Strona:PL X de Montépin Dwie sieroty.djvu/475

Ta strona została skorygowana.

Wobec rozpoczynającego się sądu ponad Moulin’em, dreszcz nerwowy wstrząsnął Jerzym de la Tour-Vandieu, ręce mu drżały.
Prokurator przeczytał głośno akt oskarżenia. Akt ten oparty na denuncjacji Theifera był niesłychanie zręcznie napisanym. Stosunki Moulin’a z Orsinim podczas jego pobytu w Anglji, do czego się przyznał, były nader umiejętnie wyzyskanemi w tem akcie.
Rodzaj mimowolnego dreszczu przebiegł po zebranych, po odczytaniu go przez pisarza. Zdawało się wszystkim, że wina mechanika została dowiedzioną. Dziwiono się tylko dla czego stawiono go przed sądem policji poprawczej a nie przed trybunałem? Nikt nie wątpił, że wyrok surowy zapadnie.
Książę Jerzy rozpromieniony, ukrywał z trudnością swą radość.
Badanie się rozpoczęło.
Ireneusz ciągle spokojny i pewien siebie odpowiadał z godnością pochodzącą z poczucia własnej niewinności. Tłumaczenie jego było jasne i przekonywające. Czuć było oddźwięk prawdy w każdym jego słowie.
Różne a częstokroć podstępne zapytania prezydującego, nie były wstanie zmieszać go ani na chwilę. W owej szermierce pomiędzy nim a przedstawicielem prawa ani razu nie został draśniętym.

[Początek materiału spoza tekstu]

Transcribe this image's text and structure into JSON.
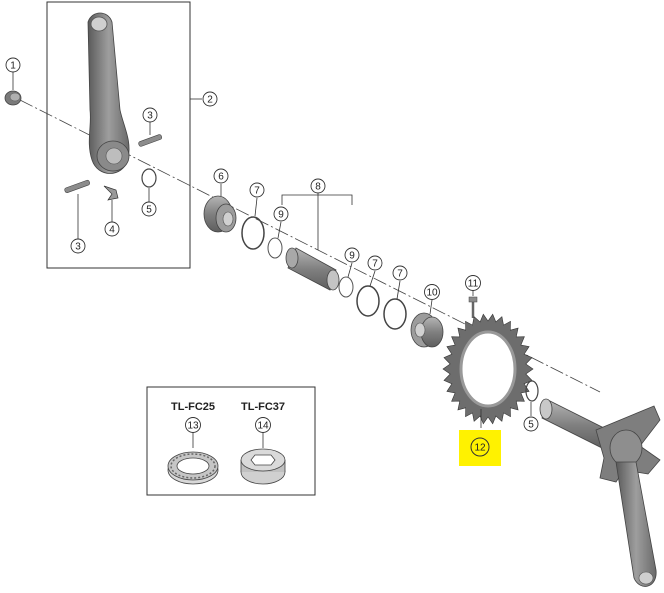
{
  "diagram": {
    "callouts": [
      {
        "id": "c1",
        "label": "1"
      },
      {
        "id": "c2",
        "label": "2"
      },
      {
        "id": "c3a",
        "label": "3"
      },
      {
        "id": "c3b",
        "label": "3"
      },
      {
        "id": "c4",
        "label": "4"
      },
      {
        "id": "c5a",
        "label": "5"
      },
      {
        "id": "c5b",
        "label": "5"
      },
      {
        "id": "c6",
        "label": "6"
      },
      {
        "id": "c7a",
        "label": "7"
      },
      {
        "id": "c7b",
        "label": "7"
      },
      {
        "id": "c7c",
        "label": "7"
      },
      {
        "id": "c8",
        "label": "8"
      },
      {
        "id": "c9a",
        "label": "9"
      },
      {
        "id": "c9b",
        "label": "9"
      },
      {
        "id": "c10",
        "label": "10"
      },
      {
        "id": "c11",
        "label": "11"
      },
      {
        "id": "c12",
        "label": "12",
        "highlight": true
      },
      {
        "id": "c13",
        "label": "13"
      },
      {
        "id": "c14",
        "label": "14"
      }
    ],
    "tools": [
      {
        "id": "tool1",
        "name": "TL-FC25"
      },
      {
        "id": "tool2",
        "name": "TL-FC37"
      }
    ],
    "colors": {
      "part_dark": "#6e6e6e",
      "part_mid": "#9a9a9a",
      "part_light": "#c8c8c8",
      "line": "#333333",
      "highlight": "#fff200"
    }
  }
}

Zwrot dokonywał się wobec opinji publicznej.
Wielu z pośród słuchaczów. zaczęło nabierać przekonania, iż Ireneusz Moulin, mógł być niesłusznie posądzonym.
Książę Jerzy, nie uśmiechał się już teraz, głęboka zmarszczka zarysowała się na jego czole.
— Ja mogę temu nędznikowi pozwalać na tłumaczenie się w taki sposób zapytywał siebie. Ci urzędnicy nie posiadają chyba rozumu, trzeba go było zaraz na początku zbić z tropu, i zmusić do milczenia.